Active learning is a machine learning approach where the model selectively queries an oracle (often a human) for labels on the most informative data points. This reduces the total amount of labeled data needed to train an accurate model.

Anomaly Detection

Anomaly detection is the identification of data points, events, or patterns that deviate significantly from expected behavior. AI-based anomaly detection is used in fraud prevention, cybersecurity, and industrial monitoring.

AutoML

Automated Machine Learning (AutoML) is the process of automating the end-to-end pipeline of applying machine learning, including feature engineering, model selection, and hyperparameter tuning.
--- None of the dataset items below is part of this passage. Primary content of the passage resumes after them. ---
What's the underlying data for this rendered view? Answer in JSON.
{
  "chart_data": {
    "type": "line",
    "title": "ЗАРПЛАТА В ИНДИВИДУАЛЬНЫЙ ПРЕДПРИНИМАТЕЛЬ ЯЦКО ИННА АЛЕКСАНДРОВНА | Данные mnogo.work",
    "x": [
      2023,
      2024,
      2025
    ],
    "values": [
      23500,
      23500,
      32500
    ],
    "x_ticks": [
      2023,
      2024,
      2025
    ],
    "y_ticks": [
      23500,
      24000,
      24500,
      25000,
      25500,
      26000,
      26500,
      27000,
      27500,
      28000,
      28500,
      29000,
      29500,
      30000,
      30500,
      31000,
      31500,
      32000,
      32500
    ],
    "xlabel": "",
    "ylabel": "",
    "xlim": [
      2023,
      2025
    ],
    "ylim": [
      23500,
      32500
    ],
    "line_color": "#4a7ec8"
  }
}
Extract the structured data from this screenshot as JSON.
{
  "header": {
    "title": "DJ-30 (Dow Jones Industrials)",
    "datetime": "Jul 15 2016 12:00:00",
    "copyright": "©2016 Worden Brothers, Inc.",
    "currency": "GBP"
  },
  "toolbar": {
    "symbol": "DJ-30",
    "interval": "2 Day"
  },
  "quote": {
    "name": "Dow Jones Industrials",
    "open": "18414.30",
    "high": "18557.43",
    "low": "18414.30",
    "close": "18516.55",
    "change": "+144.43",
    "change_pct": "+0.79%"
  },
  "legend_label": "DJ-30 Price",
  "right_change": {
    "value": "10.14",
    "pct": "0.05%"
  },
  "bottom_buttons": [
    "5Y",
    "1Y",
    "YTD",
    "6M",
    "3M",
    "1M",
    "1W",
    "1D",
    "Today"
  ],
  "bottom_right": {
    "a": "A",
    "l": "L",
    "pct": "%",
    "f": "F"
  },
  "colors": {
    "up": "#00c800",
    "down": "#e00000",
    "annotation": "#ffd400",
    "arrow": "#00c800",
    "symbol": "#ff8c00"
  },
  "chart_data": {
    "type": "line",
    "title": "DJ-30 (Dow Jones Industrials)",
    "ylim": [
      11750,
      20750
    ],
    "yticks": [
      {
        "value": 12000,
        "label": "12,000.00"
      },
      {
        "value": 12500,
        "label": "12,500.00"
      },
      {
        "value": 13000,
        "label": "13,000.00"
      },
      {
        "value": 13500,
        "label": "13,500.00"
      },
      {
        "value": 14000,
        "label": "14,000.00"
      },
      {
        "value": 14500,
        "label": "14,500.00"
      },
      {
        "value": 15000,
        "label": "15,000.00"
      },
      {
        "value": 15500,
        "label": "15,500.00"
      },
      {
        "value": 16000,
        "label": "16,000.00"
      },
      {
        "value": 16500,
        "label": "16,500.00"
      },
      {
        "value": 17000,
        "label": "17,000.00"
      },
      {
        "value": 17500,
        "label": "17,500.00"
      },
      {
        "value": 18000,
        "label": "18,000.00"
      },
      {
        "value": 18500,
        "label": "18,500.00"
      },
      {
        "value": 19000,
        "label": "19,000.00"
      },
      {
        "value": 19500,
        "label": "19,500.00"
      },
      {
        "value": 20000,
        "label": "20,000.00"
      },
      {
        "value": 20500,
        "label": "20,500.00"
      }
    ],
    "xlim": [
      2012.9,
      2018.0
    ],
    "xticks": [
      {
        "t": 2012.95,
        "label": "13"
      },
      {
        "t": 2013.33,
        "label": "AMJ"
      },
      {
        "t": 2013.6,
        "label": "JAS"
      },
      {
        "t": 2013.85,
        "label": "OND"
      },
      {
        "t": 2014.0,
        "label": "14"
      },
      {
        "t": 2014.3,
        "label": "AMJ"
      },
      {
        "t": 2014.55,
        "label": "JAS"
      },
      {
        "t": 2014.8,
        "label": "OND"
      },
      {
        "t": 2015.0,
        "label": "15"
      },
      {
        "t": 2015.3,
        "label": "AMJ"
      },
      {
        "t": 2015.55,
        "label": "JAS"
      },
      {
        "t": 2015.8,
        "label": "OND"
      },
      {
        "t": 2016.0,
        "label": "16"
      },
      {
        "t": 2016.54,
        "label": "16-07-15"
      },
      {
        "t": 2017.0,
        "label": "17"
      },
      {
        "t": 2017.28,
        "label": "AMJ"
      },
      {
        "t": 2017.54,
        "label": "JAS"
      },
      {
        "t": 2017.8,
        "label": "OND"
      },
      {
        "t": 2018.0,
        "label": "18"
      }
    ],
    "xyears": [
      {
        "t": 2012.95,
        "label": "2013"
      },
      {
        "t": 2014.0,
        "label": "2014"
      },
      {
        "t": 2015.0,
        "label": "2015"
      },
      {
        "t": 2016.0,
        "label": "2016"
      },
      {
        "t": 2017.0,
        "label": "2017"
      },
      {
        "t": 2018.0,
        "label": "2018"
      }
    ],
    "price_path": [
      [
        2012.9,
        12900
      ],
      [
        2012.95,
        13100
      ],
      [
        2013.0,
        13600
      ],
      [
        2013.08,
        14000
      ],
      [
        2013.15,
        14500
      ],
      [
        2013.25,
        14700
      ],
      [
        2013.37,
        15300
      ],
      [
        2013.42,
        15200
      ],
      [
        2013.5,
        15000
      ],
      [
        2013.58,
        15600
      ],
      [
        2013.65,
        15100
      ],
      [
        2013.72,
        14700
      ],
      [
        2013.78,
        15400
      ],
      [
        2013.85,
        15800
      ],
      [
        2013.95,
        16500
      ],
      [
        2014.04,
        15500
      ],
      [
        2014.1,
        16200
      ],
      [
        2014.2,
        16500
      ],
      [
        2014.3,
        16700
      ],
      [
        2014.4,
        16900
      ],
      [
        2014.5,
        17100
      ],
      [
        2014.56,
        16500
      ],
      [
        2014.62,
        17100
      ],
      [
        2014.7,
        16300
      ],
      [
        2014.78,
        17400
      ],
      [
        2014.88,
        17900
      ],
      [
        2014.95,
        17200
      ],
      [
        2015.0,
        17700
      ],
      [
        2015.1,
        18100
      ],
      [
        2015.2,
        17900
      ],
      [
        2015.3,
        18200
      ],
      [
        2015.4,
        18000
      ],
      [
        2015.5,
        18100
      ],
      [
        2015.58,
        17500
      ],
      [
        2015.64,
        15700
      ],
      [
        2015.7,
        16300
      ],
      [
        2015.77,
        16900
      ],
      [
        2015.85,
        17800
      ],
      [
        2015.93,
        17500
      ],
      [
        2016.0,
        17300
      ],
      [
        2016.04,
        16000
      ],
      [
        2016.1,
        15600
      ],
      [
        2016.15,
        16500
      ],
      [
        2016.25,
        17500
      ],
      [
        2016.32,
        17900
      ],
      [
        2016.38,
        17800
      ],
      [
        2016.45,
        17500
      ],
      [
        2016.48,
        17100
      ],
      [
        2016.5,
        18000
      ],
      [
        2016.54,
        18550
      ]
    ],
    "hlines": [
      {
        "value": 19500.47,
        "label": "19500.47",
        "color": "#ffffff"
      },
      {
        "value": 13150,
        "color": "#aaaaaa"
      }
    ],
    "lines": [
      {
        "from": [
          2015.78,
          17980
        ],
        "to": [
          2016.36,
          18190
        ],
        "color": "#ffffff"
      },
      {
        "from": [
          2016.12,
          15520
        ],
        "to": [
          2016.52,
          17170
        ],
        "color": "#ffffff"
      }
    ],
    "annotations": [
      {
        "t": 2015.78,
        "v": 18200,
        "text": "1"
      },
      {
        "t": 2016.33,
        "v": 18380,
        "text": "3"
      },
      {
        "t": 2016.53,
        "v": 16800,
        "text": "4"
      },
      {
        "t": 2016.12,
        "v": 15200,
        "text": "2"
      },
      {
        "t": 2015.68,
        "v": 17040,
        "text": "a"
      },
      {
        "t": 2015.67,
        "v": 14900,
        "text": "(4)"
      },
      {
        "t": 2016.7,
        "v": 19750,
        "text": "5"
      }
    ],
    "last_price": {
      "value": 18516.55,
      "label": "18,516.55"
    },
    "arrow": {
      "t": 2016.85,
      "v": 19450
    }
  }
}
AutoML democratizes AI by reducing the expertise required.

Bagging

Bagging (Bootstrap Aggregating) is an ensemble technique that trains multiple models on random subsets of training data and combines their predictions. Random Forest is the most well-known bagging-based algorithm.

Bayesian Network

A Bayesian network is a probabilistic graphical model that represents variables and their conditional dependencies using a directed acyclic graph. It enables reasoning under uncertainty and causal inference.

Bias-Variance Tradeoff

The bias-variance tradeoff is the fundamental tension in machine learning between model simplicity (high bias) and model flexibility (high variance). Optimal models balance underfitting and overfitting to generalize well to new data.

Binary Classification

Binary classification is a supervised learning task where the model assigns inputs to one of exactly two categories. Spam detection (spam vs. not spam) and medical diagnosis (positive vs. negative) are common examples.